The shekel-dollar rate hit a three-year high this week and is just about touching the level where a shekel is worth only a quarter, of four for a dollar.
The last time a dollar bought four shekels was in mid-2009, and Wednesday’s quoted rate was five agorot – or less than two cents away.
The shekel has weakened the past several months, when a dollar bought 3.6 shekels, as a slowdown in worldwide growth has cut into Israel’s exports. The constant threat of war with Iran, and the ongoing European debt crisis also have taken their toll on the shekel.
The Muslim Brotherhood victory in Egypt’s presidential elections, with the overhanging threat of a change in the 1979 peace treaty, has made the local currency even riskier for investors.
For good measure, or bad measure as the case may be, Prime Minister Binyamin Netanyahu’s pledge on Tuesday to raise the national deficit sent more shivers through the financial markets.
Bank of Israel Governor Stanley Fischer and Finance Minister Yuval Steinitz objected to Prime Minister Netanyahu’s goal. At the end of the first quarter last year, Israel enjoyed a surplus of slightly more than $1 billion. This year, it swung to a deficit of more than $1.6 billion.

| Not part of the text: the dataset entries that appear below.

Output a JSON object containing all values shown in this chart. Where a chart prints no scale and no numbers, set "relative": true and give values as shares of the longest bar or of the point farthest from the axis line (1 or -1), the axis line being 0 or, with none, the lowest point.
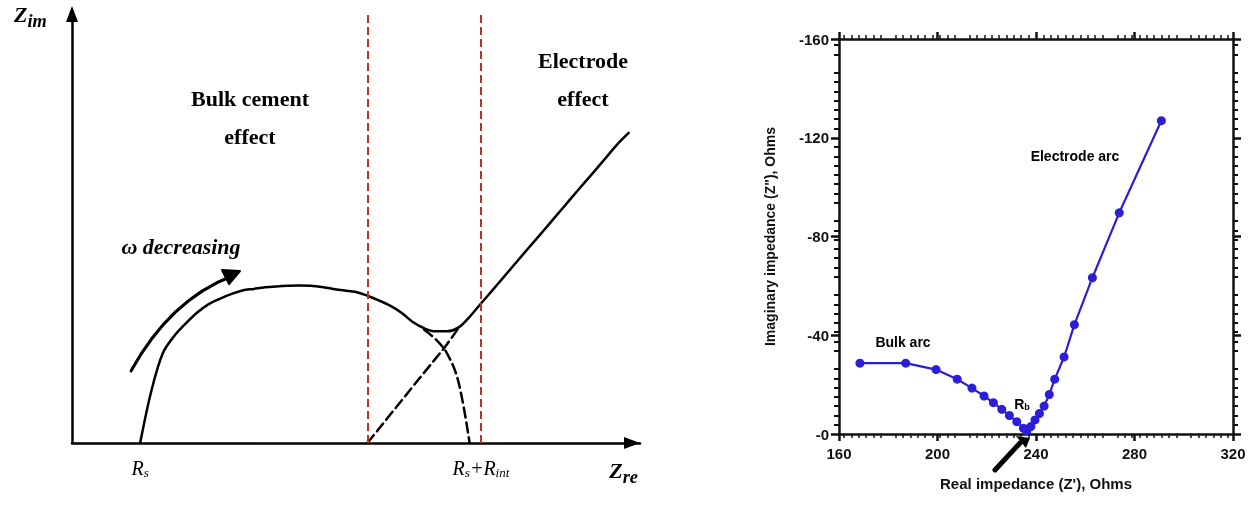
{
  "chart_data": [
    {
      "type": "line",
      "relative": true,
      "xlabel": "Z$_{re}$",
      "ylabel": "Z$_{im}$",
      "annotations": [
        "ω decreasing",
        "Bulk cement effect",
        "Electrode effect"
      ],
      "categories": [
        null,
        null,
        null,
        null,
        null,
        null,
        "R$_{s}$",
        null,
        null,
        null,
        null,
        null,
        null,
        null,
        null,
        null,
        null,
        null,
        null,
        null,
        null,
        null,
        null,
        null,
        null,
        null,
        null,
        null,
        null,
        null,
        null,
        null,
        null,
        null,
        null,
        null,
        "R$_{s}$+R$_{int}$",
        null,
        null,
        null,
        null,
        null,
        null,
        null,
        null,
        null,
        null,
        null,
        null,
        null,
        null
      ],
      "marker": "none",
      "series": [
        {
          "color": "#000000",
          "line_style": "solid",
          "values": [
            null,
            null,
            null,
            null,
            null,
            null,
            0,
            0.17,
            0.29,
            0.345,
            0.385,
            0.42,
            0.447,
            0.465,
            0.48,
            0.492,
            0.497,
            0.502,
            0.505,
            0.507,
            0.508,
            0.507,
            0.503,
            0.497,
            0.492,
            0.487,
            0.475,
            0.46,
            0.443,
            0.42,
            0.39,
            0.37,
            0.36,
            0.36,
            0.372,
            0.407,
            0.45,
            0.492,
            0.535,
            0.578,
            0.621,
            0.663,
            0.706,
            0.749,
            0.792,
            0.835,
            0.877,
            0.92,
            0.963,
            1.0,
            null
          ]
        },
        {
          "color": "#000000",
          "line_style": "dashed",
          "values": [
            null,
            null,
            null,
            null,
            null,
            null,
            null,
            null,
            null,
            null,
            null,
            null,
            null,
            null,
            null,
            null,
            null,
            null,
            null,
            null,
            null,
            null,
            null,
            null,
            null,
            null,
            null,
            null,
            null,
            null,
            null,
            0.365,
            0.335,
            0.29,
            0.2,
            0,
            null,
            null,
            null,
            null,
            null,
            null,
            null,
            null,
            null,
            null,
            null,
            null,
            null,
            null,
            null
          ]
        },
        {
          "color": "#000000",
          "line_style": "dashed",
          "values": [
            null,
            null,
            null,
            null,
            null,
            null,
            null,
            null,
            null,
            null,
            null,
            null,
            null,
            null,
            null,
            null,
            null,
            null,
            null,
            null,
            null,
            null,
            null,
            null,
            null,
            null,
            0,
            0.045,
            0.091,
            0.136,
            0.182,
            0.227,
            0.272,
            0.318,
            0.37,
            null,
            null,
            null,
            null,
            null,
            null,
            null,
            null,
            null,
            null,
            null,
            null,
            null,
            null,
            null,
            null
          ]
        }
      ]
    },
    {
      "type": "line",
      "xlabel": "Real impedance (Z'), Ohms",
      "ylabel": "Imaginary impedance (Z\"), Ohms",
      "xlim": [
        160,
        320
      ],
      "xticks": [
        160,
        200,
        240,
        280,
        320
      ],
      "ylim": [
        0,
        -160
      ],
      "yticks": [
        {
          "value": 0,
          "label": "-0"
        },
        -40,
        -80,
        -120,
        -160
      ],
      "marker": "circle",
      "grid": false,
      "annotations": [
        "Bulk arc",
        "Electrode arc",
        "R$_{b}$"
      ],
      "series": [
        {
          "color": "#2a1fd6",
          "x": [
            168.5,
            187.1,
            199.4,
            208.0,
            214.0,
            218.9,
            222.7,
            226.1,
            229.2,
            232.2,
            234.9,
            236.3,
            237.9,
            239.6,
            241.4,
            243.3,
            245.4,
            247.6,
            251.4,
            255.6,
            262.9,
            273.8,
            290.9
          ],
          "values": [
            -28.7,
            -28.7,
            -26.1,
            -22.2,
            -18.6,
            -15.4,
            -12.7,
            -10,
            -7.5,
            -5,
            -2.3,
            -1.3,
            -3,
            -5.7,
            -8.3,
            -11.3,
            -16,
            -22.2,
            -31.2,
            -44.3,
            -63.3,
            -89.6,
            -126.9
          ]
        }
      ]
    }
  ]
}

Israel’s economy has outpaced most that in most Western countries before and since the global financial panic in 2008, but the weak worldwide recovery has finally taken its toll. The Bank of Israel cut its prime rate by a quarter of a point this week, a sign it is worried about prospects for a healthy growth economy.

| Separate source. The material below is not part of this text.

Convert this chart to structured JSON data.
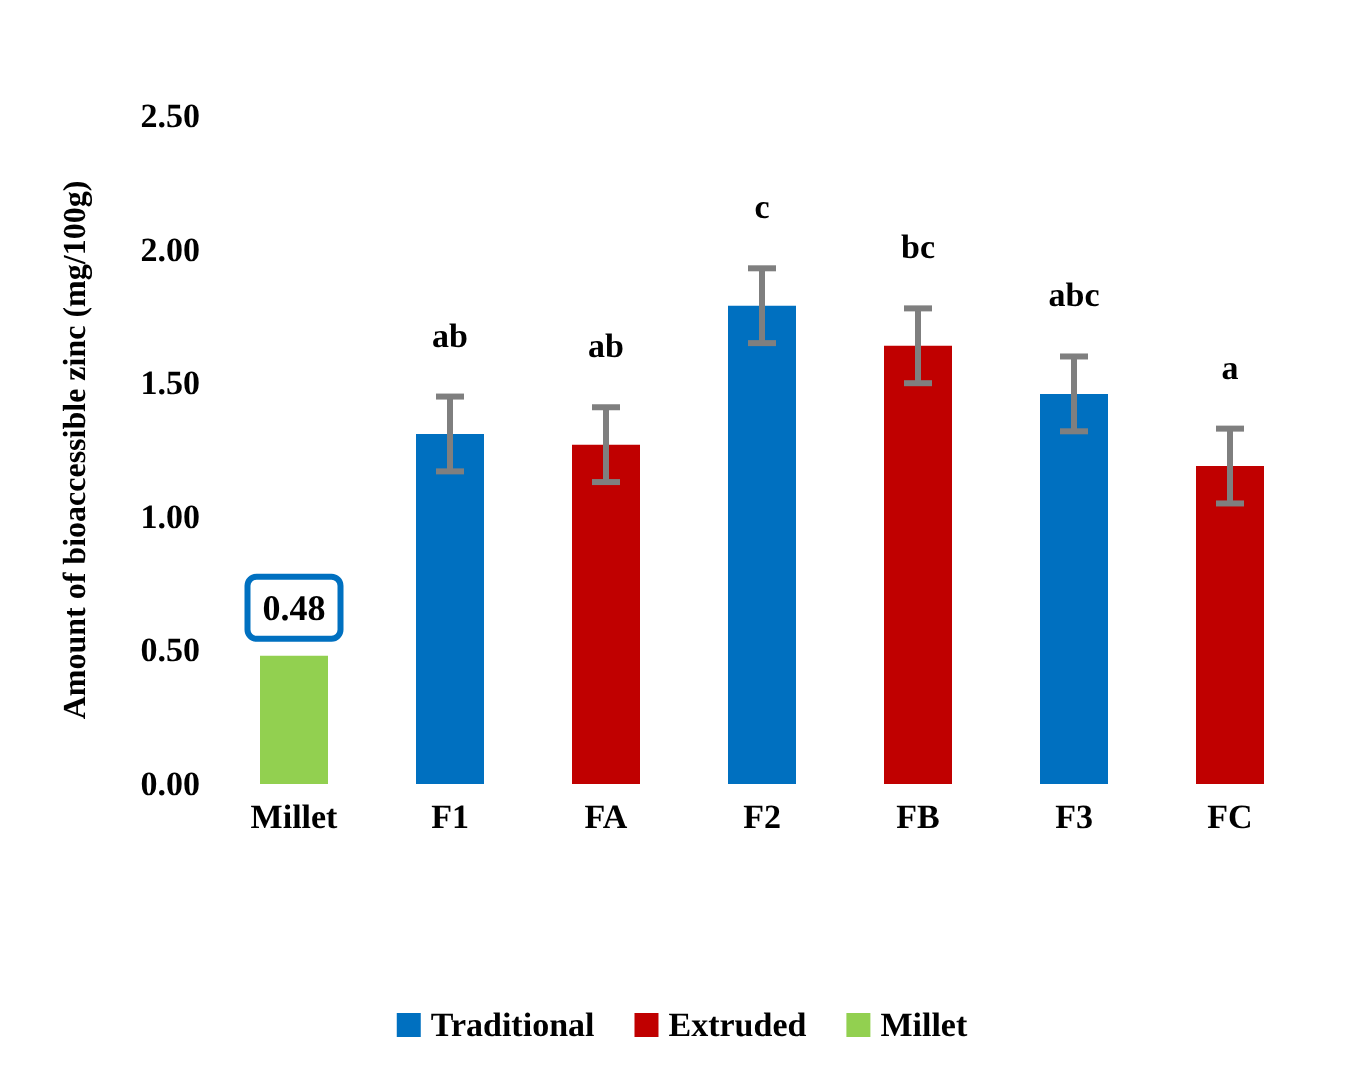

Last year, predictions by financial pundits that the shekel-dollar rate would decline to the 3.3 level were proven wrong.
However, the long-term prospects for Israel may be brighter than they seem at first glance. Development of huge gas reserves is creating thousands of jobs for engineers and other workers, and Israel is for the first time in history is expected to be energy self-sufficient in three years, even to the point that will be able export natural gas.
Energy exports would create a favorable trade balance, which might even grow if oil discoveries are proven to be commercially viable.